How can districts create the flexibility and culture of innovation and continuous improvement often associated with charters with the commitment to serving all students and engaging democratic voice of traditional districts to increase student achievement at scale? This question is at the core of the work happening at four Innovation Schools proposing the formation of an Innovation Zone in Denver, CO, a district at the forefront of portfolio work nationally.

At Empower, we have been working to address this question in Massachusetts. In Springfield we worked with the district, civic and community leaders, and the state to create an autonomous zone of schools overseen by an independent governing body with the goal to improve student achievement rapidly. These nine middle schools have flexibility to choose their own curricula, define staffing patterns and own the recruitment and hiring process, design a daily schedule and yearly calendar, and to budget at the school level to make all of these things happen. All of these flexibilities are made possible by a new, cutting edge collective bargaining agreement and in exchange for additional accountability for academic and operational outcomes.

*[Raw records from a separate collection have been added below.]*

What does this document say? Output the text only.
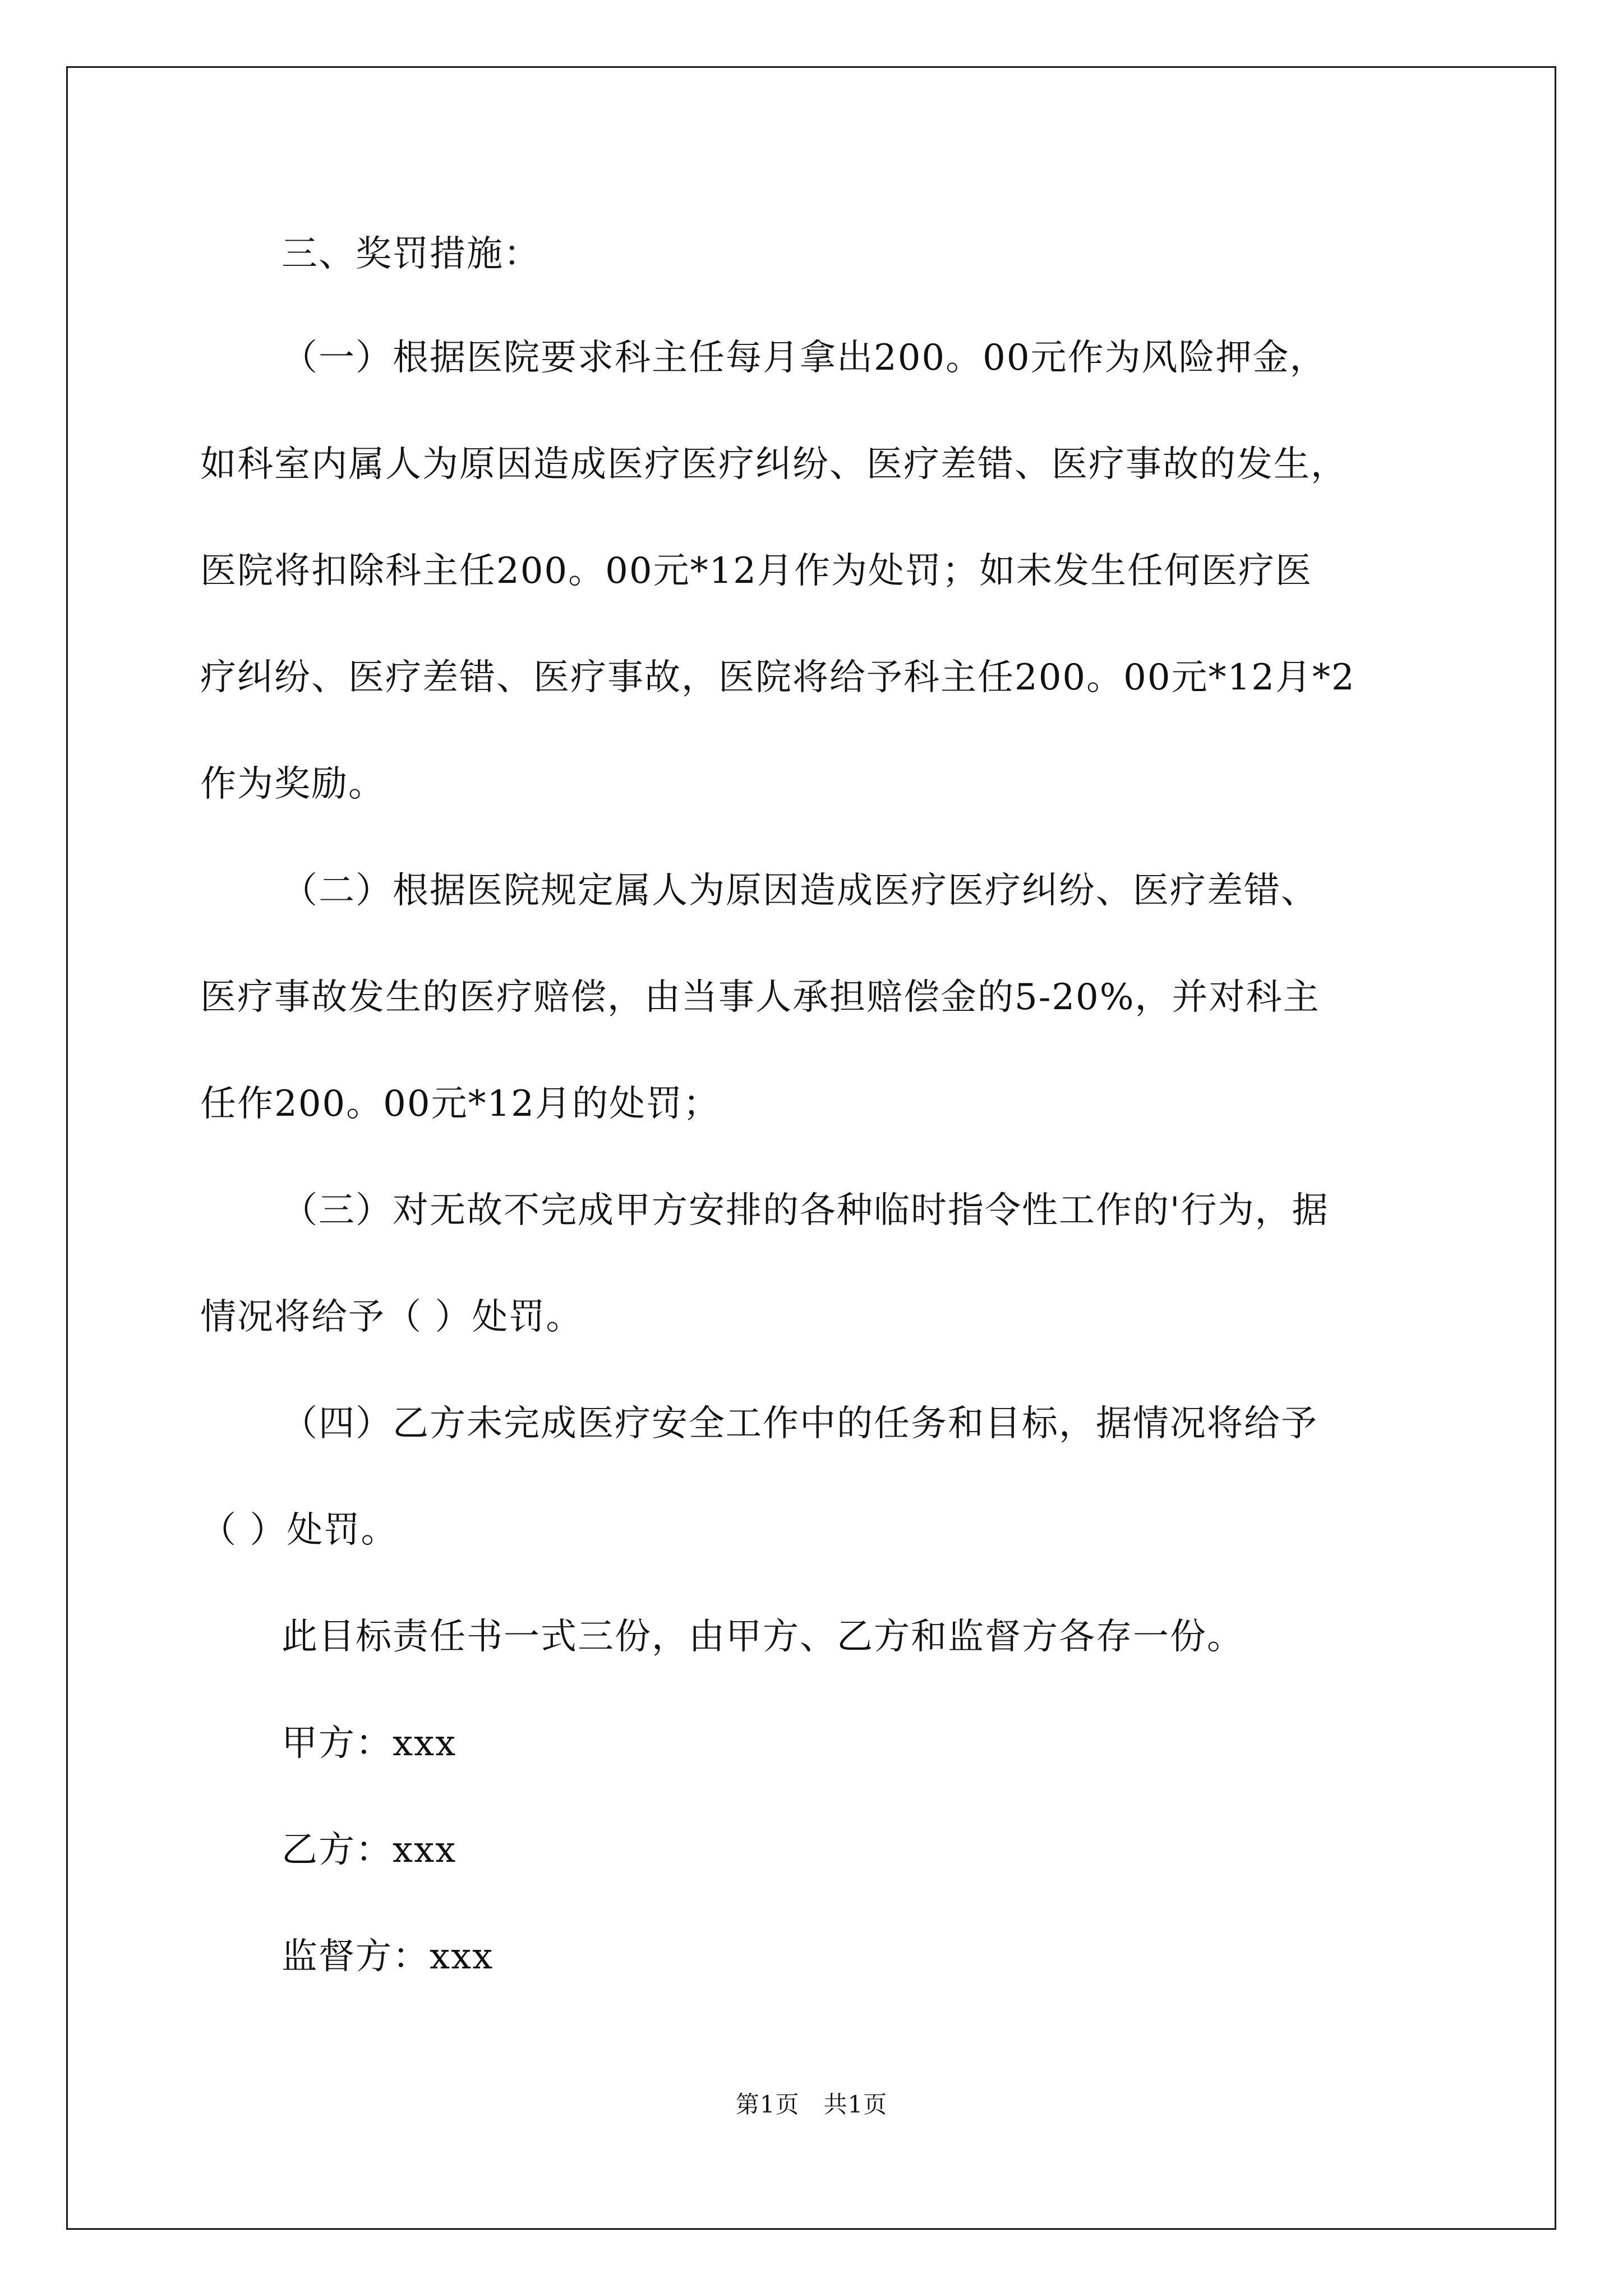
三、奖罚措施：
（一）根据医院要求科主任每月拿出200。00元作为风险押金，
如科室内属人为原因造成医疗医疗纠纷、医疗差错、医疗事故的发生，
医院将扣除科主任200。00元*12月作为处罚；如未发生任何医疗医
疗纠纷、医疗差错、医疗事故，医院将给予科主任200。00元*12月*2
作为奖励。
（二）根据医院规定属人为原因造成医疗医疗纠纷、医疗差错、
医疗事故发生的医疗赔偿，由当事人承担赔偿金的5-20%，并对科主
任作200。00元*12月的处罚；
（三）对无故不完成甲方安排的各种临时指令性工作的'行为，据
情况将给予（ ）处罚。
（四）乙方未完成医疗安全工作中的任务和目标，据情况将给予
（ ）处罚。
此目标责任书一式三份，由甲方、乙方和监督方各存一份。
甲方：xxx
乙方：xxx
监督方：xxx
第1页　共1页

What makes the Denver effort so extraordinary is the zone is being initiated by school leaders with a proven track record of using autonomies well and is supported by a Board of Education that is picking excellence over control. In other places where this kind of work is happening, it is either the district or the state promoting it. While the district and Board of Education is leading the way to grant educators flexibility, we are most encouraged by this group of school leaders taking the initiative to make this bold change in order to improve, not just react or comply with existing policy.